The CC genotype of the CYP11B2 rs1799998 (T-344C) promoter polymorphism carried a 6.35-fold greater odds of hypertension (95% CI: 2.60–15.54) compared to the TT genotype in a Ghanaian case-control study of 200 subjects (100 hypertensive, 100 controls). The risk C-allele frequency was nearly double in hypertensive patients (0.565) versus controls (0.315, p<0.0001), and the CC genotype independently associated with elevated plasma aldosterone levels.

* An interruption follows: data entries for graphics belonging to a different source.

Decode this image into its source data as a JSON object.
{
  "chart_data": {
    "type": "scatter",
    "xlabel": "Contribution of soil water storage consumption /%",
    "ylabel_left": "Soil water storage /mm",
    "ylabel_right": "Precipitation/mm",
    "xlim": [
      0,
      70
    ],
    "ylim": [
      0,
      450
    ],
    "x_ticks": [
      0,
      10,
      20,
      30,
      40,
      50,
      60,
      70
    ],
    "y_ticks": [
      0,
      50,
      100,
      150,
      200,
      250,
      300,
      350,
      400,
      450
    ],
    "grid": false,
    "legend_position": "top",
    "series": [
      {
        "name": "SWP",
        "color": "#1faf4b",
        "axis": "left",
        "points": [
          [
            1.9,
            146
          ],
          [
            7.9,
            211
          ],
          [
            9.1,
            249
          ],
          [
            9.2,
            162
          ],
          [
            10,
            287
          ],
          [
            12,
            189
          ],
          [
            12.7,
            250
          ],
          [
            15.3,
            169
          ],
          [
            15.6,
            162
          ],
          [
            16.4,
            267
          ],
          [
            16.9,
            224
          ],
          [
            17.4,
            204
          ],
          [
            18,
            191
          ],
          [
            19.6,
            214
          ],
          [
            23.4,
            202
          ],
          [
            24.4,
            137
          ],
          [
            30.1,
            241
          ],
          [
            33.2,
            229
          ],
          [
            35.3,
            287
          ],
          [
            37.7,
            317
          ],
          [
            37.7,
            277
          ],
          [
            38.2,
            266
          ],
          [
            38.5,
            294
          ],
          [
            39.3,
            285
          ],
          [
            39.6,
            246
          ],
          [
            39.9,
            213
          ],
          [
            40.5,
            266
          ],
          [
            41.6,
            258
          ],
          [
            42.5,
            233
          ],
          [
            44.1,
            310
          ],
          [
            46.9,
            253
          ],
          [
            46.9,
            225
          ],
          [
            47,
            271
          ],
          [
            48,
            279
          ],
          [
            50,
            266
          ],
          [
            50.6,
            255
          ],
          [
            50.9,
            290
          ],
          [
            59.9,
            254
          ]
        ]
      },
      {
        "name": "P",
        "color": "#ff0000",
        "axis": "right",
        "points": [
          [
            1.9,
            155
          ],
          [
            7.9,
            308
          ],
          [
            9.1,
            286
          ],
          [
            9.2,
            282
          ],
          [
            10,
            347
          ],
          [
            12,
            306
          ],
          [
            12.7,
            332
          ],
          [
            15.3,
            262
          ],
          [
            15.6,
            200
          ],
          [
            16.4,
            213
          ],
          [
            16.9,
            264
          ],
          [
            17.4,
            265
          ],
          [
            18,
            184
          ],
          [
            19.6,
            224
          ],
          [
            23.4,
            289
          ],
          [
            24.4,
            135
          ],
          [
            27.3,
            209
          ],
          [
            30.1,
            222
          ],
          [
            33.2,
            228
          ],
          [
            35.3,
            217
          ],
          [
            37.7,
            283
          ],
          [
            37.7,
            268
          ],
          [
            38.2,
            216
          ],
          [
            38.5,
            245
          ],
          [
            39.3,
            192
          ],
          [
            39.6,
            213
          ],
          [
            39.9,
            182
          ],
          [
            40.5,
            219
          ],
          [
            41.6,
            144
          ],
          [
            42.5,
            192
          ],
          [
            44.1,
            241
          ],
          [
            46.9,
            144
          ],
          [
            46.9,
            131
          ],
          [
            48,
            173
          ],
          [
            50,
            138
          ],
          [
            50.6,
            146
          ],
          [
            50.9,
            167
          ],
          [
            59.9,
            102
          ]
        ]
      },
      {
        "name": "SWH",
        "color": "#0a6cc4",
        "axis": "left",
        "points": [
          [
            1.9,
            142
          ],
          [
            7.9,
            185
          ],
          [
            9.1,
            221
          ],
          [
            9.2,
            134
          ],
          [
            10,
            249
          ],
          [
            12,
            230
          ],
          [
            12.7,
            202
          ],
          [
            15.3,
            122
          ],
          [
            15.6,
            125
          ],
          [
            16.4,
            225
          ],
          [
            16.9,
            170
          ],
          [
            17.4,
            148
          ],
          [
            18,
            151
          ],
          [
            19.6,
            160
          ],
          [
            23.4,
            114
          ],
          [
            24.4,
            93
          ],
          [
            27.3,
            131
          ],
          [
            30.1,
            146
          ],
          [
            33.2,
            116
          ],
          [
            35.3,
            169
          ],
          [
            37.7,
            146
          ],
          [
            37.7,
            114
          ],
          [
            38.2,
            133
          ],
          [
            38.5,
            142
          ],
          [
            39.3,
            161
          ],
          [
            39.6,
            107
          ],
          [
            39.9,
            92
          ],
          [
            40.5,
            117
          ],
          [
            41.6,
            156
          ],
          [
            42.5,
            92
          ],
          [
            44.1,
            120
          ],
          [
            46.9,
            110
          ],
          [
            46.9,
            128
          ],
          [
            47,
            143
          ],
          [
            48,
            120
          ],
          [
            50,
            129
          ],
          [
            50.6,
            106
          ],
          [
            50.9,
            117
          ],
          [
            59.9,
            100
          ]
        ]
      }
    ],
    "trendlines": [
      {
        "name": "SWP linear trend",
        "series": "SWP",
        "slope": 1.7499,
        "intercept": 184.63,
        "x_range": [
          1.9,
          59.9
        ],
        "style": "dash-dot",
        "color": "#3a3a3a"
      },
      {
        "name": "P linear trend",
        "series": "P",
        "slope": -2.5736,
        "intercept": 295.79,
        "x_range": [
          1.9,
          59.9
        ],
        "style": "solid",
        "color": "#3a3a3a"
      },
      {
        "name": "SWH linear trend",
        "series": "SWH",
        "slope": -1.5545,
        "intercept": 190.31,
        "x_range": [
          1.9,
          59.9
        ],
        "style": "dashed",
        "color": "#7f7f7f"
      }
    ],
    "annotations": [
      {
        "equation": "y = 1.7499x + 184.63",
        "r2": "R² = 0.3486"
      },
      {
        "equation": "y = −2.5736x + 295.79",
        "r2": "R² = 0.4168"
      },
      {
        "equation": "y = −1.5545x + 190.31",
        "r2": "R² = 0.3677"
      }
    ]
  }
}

This finding matters for several reasons. CYP11B2 encodes aldosterone synthase, and its T-344C promoter variant has been studied predominantly in European and East Asian populations, where associations with hypertension are inconsistent. This is among the first data from a West African population — a group historically underrepresented in cardiovascular genomics — suggesting the variant may carry particularly strong penetrance in this genetic background. Hyperaldosteronism is increasingly recognized as an underdiagnosed driver of treatment-resistant hypertension, making actionable genetic markers clinically valuable. However, critical limitations temper enthusiasm: the sample of 200 is modest, the case-control design cannot establish causality, and unmeasured confounders (diet, sodium intake, BMI) may bias results. The single-metropolis recruitment also limits generalizability across Ghana's ethnically diverse population. As a preprint posted on medRxiv and not yet peer-reviewed, these findings should be interpreted cautiously — independent replication in larger, multi-ethnic African cohorts is essential before any clinical translation. Overall, this is a promising, hypothesis-generating contribution to an understudied area.